It’s been a little more than a month since Chairman of FX Networks and FX Productions John Landgraf revealed that the next installment of American Crime Story would cover the Clinton/Lewinsky political scandal – impeachment hearings, and the news has definitely got people talking (see below). Now we’re hearing from one of the stars of the upcoming season: Sarah Paulson, (American Horror Story, Glass) set to play Linda Tripp in the reality-based anthology season Impeachment: American Crime Story.
Attending the Toronto International Film Festival (TIFF) over the past weekend to promote her film The Goldfinch, Paulson was asked by ET Canada what she could share about a project that has (according to Paulson) “one of the best scripts I’ve ever read”:
Impeachment: American Crime Story is the next installment in the true-crime anthology series – set to focus on what led to the impeachment of former President Bill Clinton. Paula Jones (Annaleigh Ashford), Monica Lewinsky (Beanie Feldstein), and Linda Tripp (Sarah Paulson) will be main characters, with Lewinsky serving as a producer. The focus of the series will be less on Clinton and more on the women involved in the case.
Sarah Burgess is set to pen the season, which is also based on the book A Vast Conspiracy: The Real Story of the Sex Scandal That Nearly Brought Down a President by CNN Chief Legal Analyst Jeffrey Toobin.
Production on Impeachment: American Crime Story is set to begin in February 2020, with it’s debut scheduled for September 27, 2020 – approximately six weeks before the 2020 presidential election.
Did you catch that? The part about when it’s going to be released? If you missed it, no worries: apparently, there’s a righteous amount of people who are already questioning the timing and if it doesn’t in some way work in Donald Trump‘s favor come 2020 election time.

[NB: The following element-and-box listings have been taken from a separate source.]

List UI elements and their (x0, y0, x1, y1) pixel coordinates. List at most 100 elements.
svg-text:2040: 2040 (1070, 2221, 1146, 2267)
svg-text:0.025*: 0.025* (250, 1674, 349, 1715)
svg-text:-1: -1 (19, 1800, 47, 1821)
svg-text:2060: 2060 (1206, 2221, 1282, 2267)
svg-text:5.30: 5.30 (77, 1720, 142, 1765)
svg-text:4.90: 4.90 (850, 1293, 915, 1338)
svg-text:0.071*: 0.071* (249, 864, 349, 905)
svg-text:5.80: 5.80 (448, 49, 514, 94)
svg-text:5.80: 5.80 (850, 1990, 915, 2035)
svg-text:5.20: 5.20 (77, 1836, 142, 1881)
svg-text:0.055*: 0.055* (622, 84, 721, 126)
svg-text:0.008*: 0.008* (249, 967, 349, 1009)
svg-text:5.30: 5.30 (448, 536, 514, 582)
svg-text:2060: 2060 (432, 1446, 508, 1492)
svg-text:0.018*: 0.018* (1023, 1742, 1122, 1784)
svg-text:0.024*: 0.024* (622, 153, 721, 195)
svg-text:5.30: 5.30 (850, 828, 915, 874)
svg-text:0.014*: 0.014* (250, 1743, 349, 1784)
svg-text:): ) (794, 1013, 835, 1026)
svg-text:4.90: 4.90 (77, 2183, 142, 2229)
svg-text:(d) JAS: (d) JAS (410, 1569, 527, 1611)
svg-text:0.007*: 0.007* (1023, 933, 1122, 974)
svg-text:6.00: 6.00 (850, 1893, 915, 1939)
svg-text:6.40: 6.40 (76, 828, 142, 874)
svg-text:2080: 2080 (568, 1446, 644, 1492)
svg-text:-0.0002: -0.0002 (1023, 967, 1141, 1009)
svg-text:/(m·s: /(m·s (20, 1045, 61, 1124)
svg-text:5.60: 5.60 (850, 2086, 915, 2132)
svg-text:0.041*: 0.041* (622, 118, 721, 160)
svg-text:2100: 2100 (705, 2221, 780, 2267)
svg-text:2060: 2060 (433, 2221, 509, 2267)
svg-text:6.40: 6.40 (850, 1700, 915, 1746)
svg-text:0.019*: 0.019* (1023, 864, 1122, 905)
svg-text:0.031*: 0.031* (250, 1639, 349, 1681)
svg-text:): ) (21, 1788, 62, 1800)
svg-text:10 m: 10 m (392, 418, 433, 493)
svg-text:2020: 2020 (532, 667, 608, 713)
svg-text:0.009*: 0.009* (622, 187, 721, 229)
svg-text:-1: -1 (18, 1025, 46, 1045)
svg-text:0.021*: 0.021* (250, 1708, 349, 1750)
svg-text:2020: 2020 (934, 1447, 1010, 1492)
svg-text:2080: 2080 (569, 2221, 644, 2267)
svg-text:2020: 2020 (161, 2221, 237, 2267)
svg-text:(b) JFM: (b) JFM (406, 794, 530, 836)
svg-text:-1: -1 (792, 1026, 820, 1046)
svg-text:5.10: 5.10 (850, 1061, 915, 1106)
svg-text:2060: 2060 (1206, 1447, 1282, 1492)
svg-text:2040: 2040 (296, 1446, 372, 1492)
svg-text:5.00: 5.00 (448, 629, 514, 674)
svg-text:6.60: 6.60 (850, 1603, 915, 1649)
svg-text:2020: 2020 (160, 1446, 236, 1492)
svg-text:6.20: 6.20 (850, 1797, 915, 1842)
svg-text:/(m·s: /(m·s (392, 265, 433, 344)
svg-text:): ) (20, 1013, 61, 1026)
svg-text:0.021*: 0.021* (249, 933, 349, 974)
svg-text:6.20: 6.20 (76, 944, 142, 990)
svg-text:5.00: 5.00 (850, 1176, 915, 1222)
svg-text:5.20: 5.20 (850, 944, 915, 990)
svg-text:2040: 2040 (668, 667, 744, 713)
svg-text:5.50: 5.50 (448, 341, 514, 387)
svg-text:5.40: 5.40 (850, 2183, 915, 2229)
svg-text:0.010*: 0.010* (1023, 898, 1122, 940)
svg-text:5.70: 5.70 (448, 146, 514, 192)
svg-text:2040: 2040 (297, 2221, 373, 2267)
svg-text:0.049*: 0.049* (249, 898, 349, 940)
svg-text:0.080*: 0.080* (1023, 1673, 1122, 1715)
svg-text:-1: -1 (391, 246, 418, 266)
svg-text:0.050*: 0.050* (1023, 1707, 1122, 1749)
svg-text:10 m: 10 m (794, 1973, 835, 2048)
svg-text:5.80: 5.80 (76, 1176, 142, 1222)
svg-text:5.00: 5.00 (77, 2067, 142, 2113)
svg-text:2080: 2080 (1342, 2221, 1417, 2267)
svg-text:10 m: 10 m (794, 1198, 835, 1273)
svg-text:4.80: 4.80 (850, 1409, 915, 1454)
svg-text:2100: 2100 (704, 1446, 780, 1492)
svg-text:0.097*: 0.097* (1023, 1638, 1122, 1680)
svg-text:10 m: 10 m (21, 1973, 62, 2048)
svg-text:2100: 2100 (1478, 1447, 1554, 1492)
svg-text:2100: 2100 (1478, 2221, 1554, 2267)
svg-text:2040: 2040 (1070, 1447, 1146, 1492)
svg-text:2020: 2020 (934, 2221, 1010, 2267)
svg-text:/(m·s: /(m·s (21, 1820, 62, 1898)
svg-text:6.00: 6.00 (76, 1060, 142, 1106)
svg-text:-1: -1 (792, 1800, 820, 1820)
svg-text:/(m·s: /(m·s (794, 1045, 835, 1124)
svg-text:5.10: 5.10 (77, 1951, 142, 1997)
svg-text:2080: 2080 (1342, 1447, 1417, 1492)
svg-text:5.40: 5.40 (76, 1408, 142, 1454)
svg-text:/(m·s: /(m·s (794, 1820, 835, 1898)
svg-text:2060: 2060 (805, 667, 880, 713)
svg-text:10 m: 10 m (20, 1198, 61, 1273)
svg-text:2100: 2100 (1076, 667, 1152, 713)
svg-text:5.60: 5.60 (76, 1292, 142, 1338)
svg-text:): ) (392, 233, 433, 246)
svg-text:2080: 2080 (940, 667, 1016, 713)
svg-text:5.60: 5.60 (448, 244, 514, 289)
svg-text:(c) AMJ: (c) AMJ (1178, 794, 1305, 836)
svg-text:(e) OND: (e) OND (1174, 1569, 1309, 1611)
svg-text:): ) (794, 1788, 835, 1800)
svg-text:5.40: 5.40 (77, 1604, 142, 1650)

Landgraf “believes very, very strongly” in the season and does not believe that the timing will influence the 2020 election (“I think that’s a little hysterical, from my standpoint.”) – even in the face of those who argue that revisiting the Clintons’ scandalous past so close to November would only serve the currant occupant of The White House:
“I’ve read it, I think it’s great. I don’t believe it’s going to determine who is the next president of the United States.”
For the executive, it’s more a matter of “art” and the importance of conversation:
“Let me just say something about the current environment. So this person knows what the show is, knows how the audience is going to respond to it, knows how it’s going to impact history, right? This certainty that says, ‘We can’t have conversations, we can’t make art, we can’t have nuance, I won’t even wait to pronounce judgment on it,’ is toxic in the media environment.”
Landgraf defended the season’s topic by reaffirming the true-crime anthology’s mission and purpose – and his faith in what viewers will see when Impeachment airs:
“We look at moments in time that involve crimes that can be looked at with much more nuance and more complexity in the fullness of time, and I feel completely unabashed about my pride for American Crime Story and my belief that this is a completely valid cycle of American Crime Story.”